Над головой пана Бенедикта разразилась гроза. Вдова Андрея через день вызывала его в Осовцы; а пани Дажецкая приезжала в Корчин и, шелестя своим шелковым платьем, донельзя возбужденная, вбегала в кабинет брата, громко высказывая свое неудовольствие. Вмешался в это дело и сам высоко элегантный пан Дажецкий и однообразным и тягучим тоном доказывал шурину, что вовсе не соглашается с его намерениями и вкусами и столь близкому родственнику его жены не след жениться бог весть на ком.
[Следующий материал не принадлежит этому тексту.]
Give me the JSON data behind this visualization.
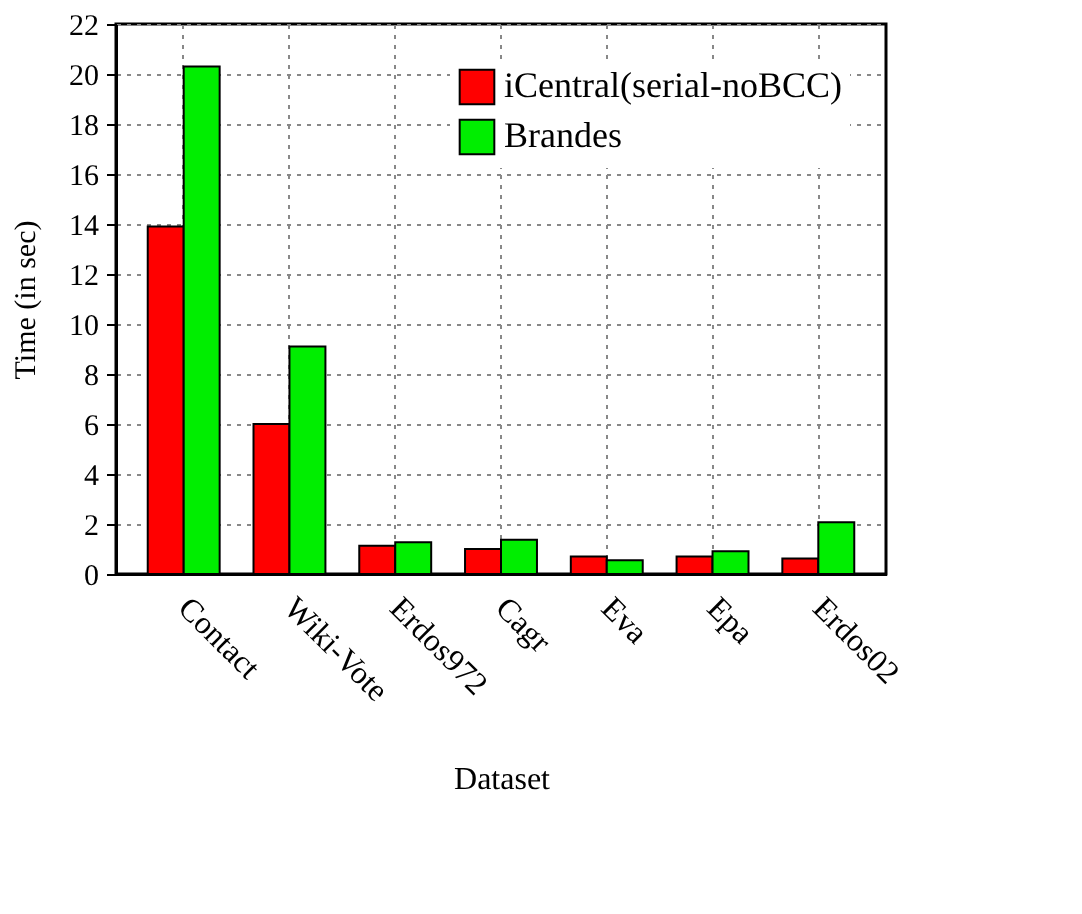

Пан Бенедикт впадал в такое раздражение, что по всему дому разносились его громовые вопросы: «Что же мне теперь прикажете делать с девушкой, – утопить ее или застрелить?» Он пожелал переговорить о деле с самим Зыгмунтом. Долго говорили они, и в конце концов пан Бенедикт с мрачной усмешкой промолвил:
– Знаешь что, милый шалун, поезжай-ка ты за границу и учись рисовать… Осовцы, правда, придут в упадок, но у тебя сердце, наверное, не разорвется… потому что, говоря по совести, ты сам не знаешь, чего хочешь!
Зыгмунт уехал, а после двух лет, проведенных в святилищах искусства, преимущественно в Мюнхене, возвратился женатым.
Все это было для Юстины ударом, который поверг ее в отчаяние, и пощечиной, после которой она почувствовала, что в ней проснулась гордость и что ее человеческое достоинство еще более оскорблено, чем любовь. Это была острая стрела, которая пронзила ей сердце и заставила ее открыть глаза. Она заметила и поняла многое, что до тех пор было недоступно ее взору и пониманию. Прежде всего, она поняла собственное положение и, охваченная презрением к пошлому настоящему, вздрогнула при мысли о будущем. До сих пор любовь, страдания и мечты всецело занимали ее время, питали ее мысли и сердце. Когда эта пища иссякла, Юстина почувствовала, что ей нечем заполнить черепашьим шагом идущие дни и ночи, что ей не на чем утвердить якорь своей хотя бы самой отдаленной надежды.
По временам, когда она закрывала глаза и думала о том, каково ее положение теперь и что может быть завтра, ей казалось, что она смотрит на какую-то беспредельную пустыню, по которой она, полная молодых сил, обречена бесцельно блуждать. А теперь этот человек хочет снова раздуть в пустыне огонь, который уже один раз так жестоко опалил ее крылья. Несколько минут тому назад она до глубины души чувствовала себя потрясенной только одним звуком его голоса. Она почти уже забыла… а теперь… неужели снова?.. Неужели снова? Казалось, сотня голосов кричит в ней: «Нет!» А все-таки в скуке и бесцельности своей теперешней жизни, может быть, когда-нибудь… может быть….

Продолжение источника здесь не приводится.